Safety-net hospitals criticized the initial funding mechanism for disadvantaging providers that treat high proportions of low-income and uninsured patients. America's Essential Hospitals President and CEO Bruce Siegel said the formula "misses the mark" for hospitals caring for vulnerable populations and called for more funds to be distributed quickly.
"With no cushion left to absorb the heavy financial pressure COVID-19 creates, essential hospitals disadvantaged by today's allocation need more help now. Time is not on our side," Siegel said in a statement.
The American Hospital Association said the next round of grants should prioritize rural hospitals, providers in COVID-19 hot spots, children's hospitals, hospitals with a high percentage of Medicare Advantage payments and hospitals caring for high numbers of Medicaid and uninsured patients.
The New York and New Jersey congressional delegations have complained that the across-the-board distribution did not provide enough support to hard-hit areas. As of Friday afternoon, New York and New Jersey combined had 45% of confirmed COVID-19 cases in the United States.

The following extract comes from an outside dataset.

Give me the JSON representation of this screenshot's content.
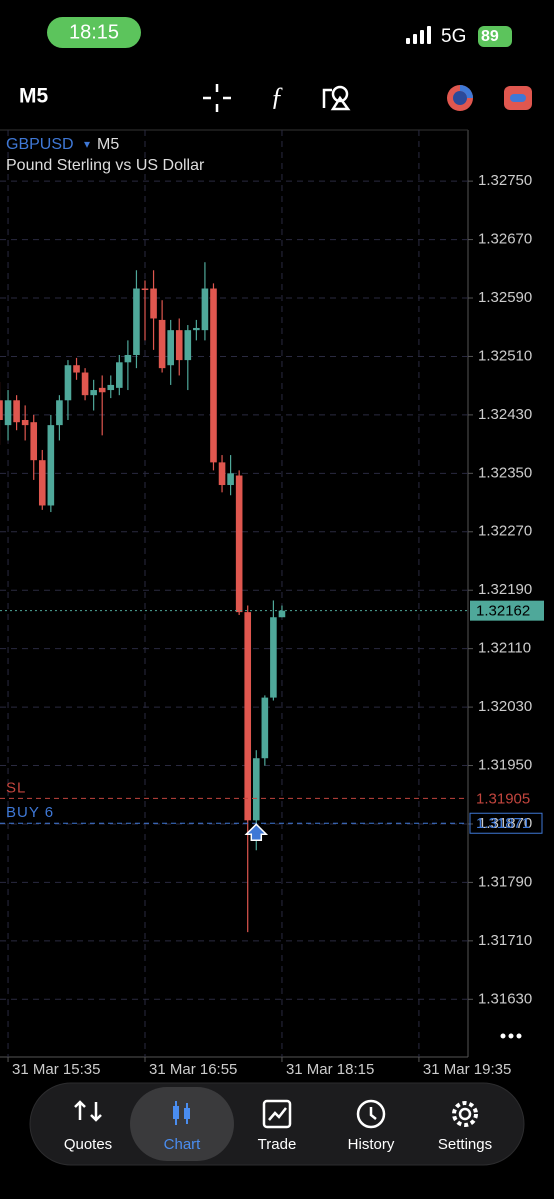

Greater New York Hospital Association President and CEO Kenneth Raske said he spoke with White House senior adviser Jared Kushner about his concerns.

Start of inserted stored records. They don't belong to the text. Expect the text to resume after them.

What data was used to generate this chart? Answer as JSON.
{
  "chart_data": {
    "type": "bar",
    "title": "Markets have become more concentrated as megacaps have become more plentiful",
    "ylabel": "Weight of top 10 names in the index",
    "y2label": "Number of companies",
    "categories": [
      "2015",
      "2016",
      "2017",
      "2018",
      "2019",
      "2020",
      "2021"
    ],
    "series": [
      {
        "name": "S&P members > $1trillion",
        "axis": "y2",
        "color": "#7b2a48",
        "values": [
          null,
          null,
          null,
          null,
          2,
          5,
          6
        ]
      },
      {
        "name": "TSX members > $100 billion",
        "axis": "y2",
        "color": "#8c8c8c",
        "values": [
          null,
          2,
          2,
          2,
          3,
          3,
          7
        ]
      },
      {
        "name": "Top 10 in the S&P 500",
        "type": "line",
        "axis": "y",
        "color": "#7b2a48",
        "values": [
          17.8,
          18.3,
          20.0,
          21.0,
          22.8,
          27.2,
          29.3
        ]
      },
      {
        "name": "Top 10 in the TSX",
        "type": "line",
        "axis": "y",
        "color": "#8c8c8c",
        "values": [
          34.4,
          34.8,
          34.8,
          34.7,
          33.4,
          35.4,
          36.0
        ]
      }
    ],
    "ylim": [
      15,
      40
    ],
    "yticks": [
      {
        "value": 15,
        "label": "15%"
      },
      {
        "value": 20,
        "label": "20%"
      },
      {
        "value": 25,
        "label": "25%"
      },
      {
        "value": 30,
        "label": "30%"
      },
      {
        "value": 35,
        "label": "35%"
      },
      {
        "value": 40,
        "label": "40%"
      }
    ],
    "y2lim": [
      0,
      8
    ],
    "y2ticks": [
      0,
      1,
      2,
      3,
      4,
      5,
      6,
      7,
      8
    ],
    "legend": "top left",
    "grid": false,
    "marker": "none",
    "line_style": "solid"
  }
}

"This distribution methodology is woefully insufficient to address the financial challenges facing hospitals at this time, especially those located in hot spot areas such as the New York City region," Raske wrote in a letter to GNYHA members.
The largest recipients by state were California with $2.9 billion, Florida with $2.2 billion, Texas with $2.1 billion, New York with $1.9 billion and Pennsylvania with $1.2 billion.

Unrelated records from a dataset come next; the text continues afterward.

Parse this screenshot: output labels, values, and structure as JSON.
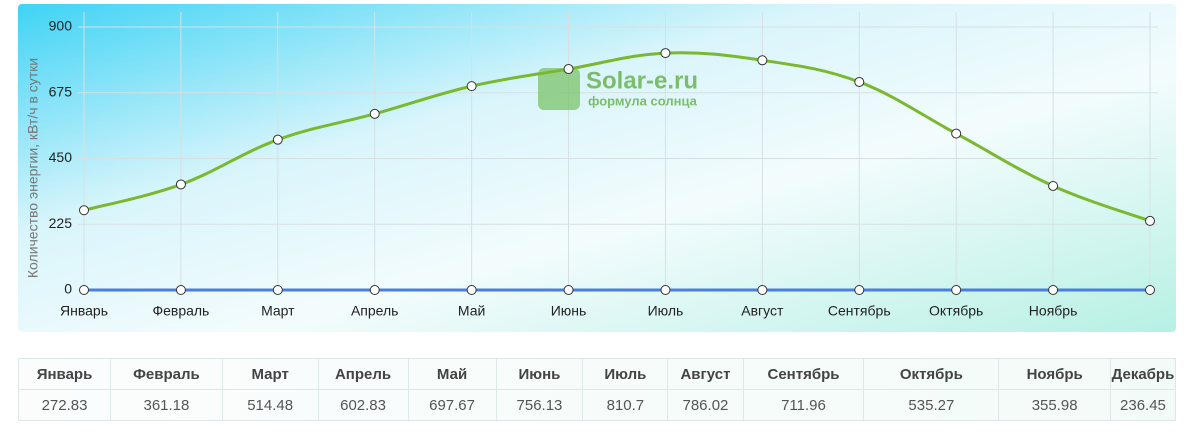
{
  "chart_data": {
    "type": "line",
    "y_label": "Количество энергии, кВт/ч в сутки",
    "watermark": {
      "title": "Solar-e.ru",
      "subtitle": "формула солнца"
    },
    "categories": [
      "Январь",
      "Февраль",
      "Март",
      "Апрель",
      "Май",
      "Июнь",
      "Июль",
      "Август",
      "Сентябрь",
      "Октябрь",
      "Ноябрь",
      null
    ],
    "series": [
      {
        "color": "#7cb82f",
        "values": [
          272.83,
          361.18,
          514.48,
          602.83,
          697.67,
          756.13,
          810.7,
          786.02,
          711.96,
          535.27,
          355.98,
          236.45
        ]
      },
      {
        "color": "#4a7fe0",
        "values": [
          0,
          0,
          0,
          0,
          0,
          0,
          0,
          0,
          0,
          0,
          0,
          0
        ]
      }
    ],
    "ylim": [
      0,
      900
    ],
    "yticks": [
      0,
      225,
      450,
      675,
      900
    ],
    "grid": true
  },
  "table": {
    "header": [
      "Январь",
      "Февраль",
      "Март",
      "Апрель",
      "Май",
      "Июнь",
      "Июль",
      "Август",
      "Сентябрь",
      "Октябрь",
      "Ноябрь",
      "Декабрь"
    ],
    "rows": [
      [
        272.83,
        361.18,
        514.48,
        602.83,
        697.67,
        756.13,
        810.7,
        786.02,
        711.96,
        535.27,
        355.98,
        236.45
      ]
    ]
  }
}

Republicans on the House Ways & Means Committee acknowledged concerns with the initial allocation.
"While this distribution system is not perfect, the administration should be commended for developing a system that delivers support to key healthcare facilities quickly," members wrote in a statement Friday.
Providers receiving grant funding will have to certify that they will only use the funds for coronavirus-related costs and cannot use the funds for expenses reimbursed from other sources. Providers receiving more than $150,000 from the federal government will have to file quarterly reports detailing how the funds were spent. Providers have to within 30 days confirm receipt of the grant payments and agree to the terms in an online HHS portal opening April 13 or refund the money.
The CARES Act requires the HHS Office of Inspector General to send a report to Congress on audit findings for the $100 billion grant program within three years of when final payments from the fund are made.